It has been a good couple of months since the last time I dipped into how immersive technology keeps popping up in fiction, but then again there’s been quite a lot going on. What with Facebook’s F8 event, Google I/O being a bit crap, Mother Nature trying to take immersion in films a little too far, and this year’s E3 expo… well, also being a bit crap to be honest. Since things are a little bit on the quiet side at the moment in terms of topics to discuss let’s turn our attention back to something we last looked at during the beginning of May.
So, in this series I’m looking at how immersive technologies are represented in film and television, in books, comics, videogames, even manga and Japanese anime. In this we’re counting virtual reality (VR), augmented reality (AR), mixed reality (MR) and we’re throwing in uses of very obvious head-mounted displays (HMDs) in there as well. Simulated reality, which is technically different to VR we’re throwing in too because hey, why not. It’s still immersive technology – and I don’t want to spend an eternity explaining to people why The Matrix somehow doesn’t count in this series.
So far we’ve looked at a lot of items that featured the idea of VR but from its first commercial period in the nineties. Things like the films Arcade and Hackers. There’s still plenty from that era to touch on, and even more so in between. For today though we’re looking at a couple of works of fiction from more recent times, including one that isn’t actually out yet.
Kiss Me First
If Ready Player One tickled your fancy when it came to the idea of virtual worlds where you can do anything or be anyone you like – but not, perhaps without consequence – a drama that debuted this year could very well be right up your street. Kiss Me First is a cross-reality drama with very dark overtones created by Bryan Elsley who had previously worked on the drama series Skins and Dates. As with those two Kiss Me First was created for the UK’s Channel 4 but also Netflix so you can check it out there too.
The series, based on the debut novel of Lottie Moggach, takes place both in reality and a VR and follows the viewpoint of Leila Evans played by Tallulah Haddon. Like many she just wants to escape from a reality she doesn’t quite feel she fits in and find some happiness away from it. The answer lies in the online gaming world operated by Azana. Go to via a VR HMD, haptics and the “AzanaBand” – a sensory collar the company has produced that in the words of its own promotional website “was created to turn in-game experiences into real-word experiences with 3 distinctly unique sensory connections”. That those three connections are happiness, fear and pain is probably not the best of design decisions.
The fine print on the site also states that “73% of users reported no long-term side effects”. Uh-oh.
For Leila, Azana is the escape she needs as she takes on the virtual identity of ‘Shadowfax’. Things take a dramatic turn when she finds a digital paradise called Red Pill, hidden away past the edge of her favourite experience. It’s here she discovers a group of individuals that also includes Tess, a.k.a ‘Mania’ who is very much the opposite of Leila’s shy and lonely personality, but troubled in a different way.
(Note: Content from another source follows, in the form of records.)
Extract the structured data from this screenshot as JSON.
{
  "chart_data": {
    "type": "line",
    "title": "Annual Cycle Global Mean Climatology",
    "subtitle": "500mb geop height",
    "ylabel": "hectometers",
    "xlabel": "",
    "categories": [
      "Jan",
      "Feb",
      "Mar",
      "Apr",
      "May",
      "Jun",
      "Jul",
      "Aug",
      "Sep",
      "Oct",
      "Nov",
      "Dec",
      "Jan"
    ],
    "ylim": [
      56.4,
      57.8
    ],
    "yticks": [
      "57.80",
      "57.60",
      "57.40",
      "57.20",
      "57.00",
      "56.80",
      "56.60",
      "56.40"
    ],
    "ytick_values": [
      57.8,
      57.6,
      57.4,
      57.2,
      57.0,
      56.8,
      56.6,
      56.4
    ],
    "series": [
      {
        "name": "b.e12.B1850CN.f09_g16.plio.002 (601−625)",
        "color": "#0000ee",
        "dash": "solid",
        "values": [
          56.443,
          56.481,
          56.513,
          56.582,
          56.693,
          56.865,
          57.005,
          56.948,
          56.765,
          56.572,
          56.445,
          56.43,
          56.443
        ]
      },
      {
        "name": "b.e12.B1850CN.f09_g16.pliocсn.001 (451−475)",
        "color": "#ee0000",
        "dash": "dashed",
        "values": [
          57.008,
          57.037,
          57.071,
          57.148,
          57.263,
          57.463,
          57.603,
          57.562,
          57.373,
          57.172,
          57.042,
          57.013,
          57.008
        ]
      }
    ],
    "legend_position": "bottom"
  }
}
Then Tess turns up, without invite, in Leila’s real life too and the line between the worlds of reality and Azana begin to blur. Especially when part of the group mysteriously vanishes.
Johnny English Strikes Again
It is strange to think that this will be the third film in the Johnny English franchise. Yes, somehow this is now a franchise.
The spy spoof action comedy starring Rowan Atkinson is set to have its next instalment in October. A whole seven years after its last cinematic appearance and a good two decades removed from the bumbling character’s origins in a series of adverts created to promote Barclays Bank’s credit card, the Barclaycard. Back then the character wasn’t expressly named, although Atkinson’s ‘helpful’ subordinate Boff was a part of the adverts. Only referring to him as ‘Sir’ throughout the series.
Johnny English 3 sees the accident-prone spy enjoying (sort of) his retirement from being an agent of the UK’s ‘MI7’ intelligence agency.
The most important thing about being a secret agent is the secret part, and unfortunately for MI7 their entire database of spies has just been hacked and everyone’s identity exposed. So, if the agency is going to find out who is behind it all they need someone who a) is a spy, b) wasn’t on that list and c) is ultimately no big loss if they get killed. So, English is spirited away from his teaching job back into a world of mystery, intrigue and convoluted gadgets.
As seen in the initial trailer, part of getting English back up to speed is training with VR and what looks suspiciously like a modified Oculus Rift CV1. Of course, things don’t go well and English being English he manages to leave the building while still being ‘in VR’ (or at least he appears to still think this) and proceeds to cause rather a lot of disruption in London. Let’s be honest if you’re going to do a joke about VR this isn’t the most original one. But then again, Johnny English never claimed to not be re-treading old ground.